Fall 2010: Preventing Capture, An Initiative and Forthcoming Volume

In recent years, our country has weathered shared disasters of great magnitude, calling into question the resilience of a range of societal institutions, from our financial system to our oil rigs. These events suggest that proper regulation is both necessary and, in too many cases, in need of significant improvement. Yet, as policymakers aim to prevent future crises, contemporary scholarship has not offered adequate insight into where regulation can  be effective and how to strengthen weak or captured agencies.

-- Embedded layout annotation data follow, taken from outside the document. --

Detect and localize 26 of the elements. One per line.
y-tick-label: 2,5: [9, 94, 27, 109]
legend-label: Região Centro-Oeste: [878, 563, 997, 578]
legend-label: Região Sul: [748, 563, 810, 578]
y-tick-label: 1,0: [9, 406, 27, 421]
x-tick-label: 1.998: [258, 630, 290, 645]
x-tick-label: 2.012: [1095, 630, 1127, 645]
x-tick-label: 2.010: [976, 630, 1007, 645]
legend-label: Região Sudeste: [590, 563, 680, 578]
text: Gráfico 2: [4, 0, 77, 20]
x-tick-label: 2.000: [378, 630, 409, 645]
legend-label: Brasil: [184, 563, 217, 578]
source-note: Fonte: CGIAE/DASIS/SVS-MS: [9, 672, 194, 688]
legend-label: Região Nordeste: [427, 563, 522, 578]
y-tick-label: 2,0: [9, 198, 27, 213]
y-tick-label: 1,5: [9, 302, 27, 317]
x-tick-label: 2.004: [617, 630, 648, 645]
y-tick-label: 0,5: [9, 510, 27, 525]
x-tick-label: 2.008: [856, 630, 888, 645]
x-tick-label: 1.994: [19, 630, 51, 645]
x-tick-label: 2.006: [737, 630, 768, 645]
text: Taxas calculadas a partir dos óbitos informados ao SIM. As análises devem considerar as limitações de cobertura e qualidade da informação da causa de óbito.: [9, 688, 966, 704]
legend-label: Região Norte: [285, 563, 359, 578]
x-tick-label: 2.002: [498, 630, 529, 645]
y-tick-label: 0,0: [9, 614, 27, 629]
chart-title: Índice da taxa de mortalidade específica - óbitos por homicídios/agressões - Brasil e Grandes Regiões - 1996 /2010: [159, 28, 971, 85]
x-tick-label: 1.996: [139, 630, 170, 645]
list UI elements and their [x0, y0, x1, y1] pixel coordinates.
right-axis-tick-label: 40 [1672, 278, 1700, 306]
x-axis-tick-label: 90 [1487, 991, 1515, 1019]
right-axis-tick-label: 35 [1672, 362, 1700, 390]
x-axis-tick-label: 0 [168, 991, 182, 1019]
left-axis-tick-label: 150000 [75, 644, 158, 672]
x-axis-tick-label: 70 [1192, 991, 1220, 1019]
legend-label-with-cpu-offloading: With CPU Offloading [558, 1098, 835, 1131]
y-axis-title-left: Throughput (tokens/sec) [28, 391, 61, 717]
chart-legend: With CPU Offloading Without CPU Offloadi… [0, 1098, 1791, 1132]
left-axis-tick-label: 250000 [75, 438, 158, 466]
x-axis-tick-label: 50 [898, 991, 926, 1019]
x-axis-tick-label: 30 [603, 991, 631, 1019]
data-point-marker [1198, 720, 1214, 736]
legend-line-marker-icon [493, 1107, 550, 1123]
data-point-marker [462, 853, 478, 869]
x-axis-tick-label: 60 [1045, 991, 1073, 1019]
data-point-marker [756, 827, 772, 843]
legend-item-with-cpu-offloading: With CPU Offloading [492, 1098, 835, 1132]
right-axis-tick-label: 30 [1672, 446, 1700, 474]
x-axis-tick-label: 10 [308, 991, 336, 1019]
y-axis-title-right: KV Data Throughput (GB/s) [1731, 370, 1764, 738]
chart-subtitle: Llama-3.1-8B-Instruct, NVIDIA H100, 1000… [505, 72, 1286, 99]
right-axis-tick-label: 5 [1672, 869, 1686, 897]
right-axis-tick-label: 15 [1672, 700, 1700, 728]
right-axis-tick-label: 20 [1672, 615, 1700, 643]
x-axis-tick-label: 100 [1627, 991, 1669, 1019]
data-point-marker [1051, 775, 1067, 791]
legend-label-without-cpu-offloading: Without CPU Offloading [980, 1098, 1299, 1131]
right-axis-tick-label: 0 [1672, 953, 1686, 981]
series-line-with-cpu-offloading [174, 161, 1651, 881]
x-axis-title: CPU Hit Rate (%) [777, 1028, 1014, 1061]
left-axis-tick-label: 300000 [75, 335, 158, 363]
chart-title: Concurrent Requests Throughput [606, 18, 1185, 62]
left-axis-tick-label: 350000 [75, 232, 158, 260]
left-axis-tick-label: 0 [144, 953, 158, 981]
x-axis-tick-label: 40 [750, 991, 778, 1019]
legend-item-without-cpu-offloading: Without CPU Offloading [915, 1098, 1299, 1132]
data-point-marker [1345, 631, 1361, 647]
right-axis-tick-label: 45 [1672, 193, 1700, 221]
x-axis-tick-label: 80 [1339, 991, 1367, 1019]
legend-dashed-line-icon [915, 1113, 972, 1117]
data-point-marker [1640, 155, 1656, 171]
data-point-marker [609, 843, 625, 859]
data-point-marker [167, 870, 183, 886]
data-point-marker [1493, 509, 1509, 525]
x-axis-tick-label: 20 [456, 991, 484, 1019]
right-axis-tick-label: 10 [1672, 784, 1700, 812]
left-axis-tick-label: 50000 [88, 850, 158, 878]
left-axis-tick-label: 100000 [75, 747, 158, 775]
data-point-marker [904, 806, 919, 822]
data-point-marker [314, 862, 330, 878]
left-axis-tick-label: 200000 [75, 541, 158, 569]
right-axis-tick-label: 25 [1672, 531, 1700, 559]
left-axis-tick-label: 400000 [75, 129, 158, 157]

Toward this end, Tobin launched an initiative in 2010 to examine the potential for regulation to solve social problems without falling prey to industry capture. Tobin’s Preventing Regulatory Capture initiative aims to produce new scholarship capable of transforming the contemporary discourse on regulation. Motivated by their work with policymakers on financial regulatory reform, Daniel Carpenter (Harvard University, Government) and David Moss (Harvard Business School) have assembled a team of top scholars to produce a volume on Preventing Capture that could definitively recast our understanding of capture and improve the accuracy and practical impact of this scholarship. Scholars participating include Richard Posner (University of Chicago Law School), Mariano-Florentino Cuèllar (Stanford Law School), and Richard Revesz (Dean, NYU Law School).

In November, the authors convened to workshop drafts of their chapters. Senator Sheldon Whitehouse (D-RI) joined the group to offer his perspective on the importance of this research effort from Congress, where he is holding hearings and drafting legislation to target regulatory capture.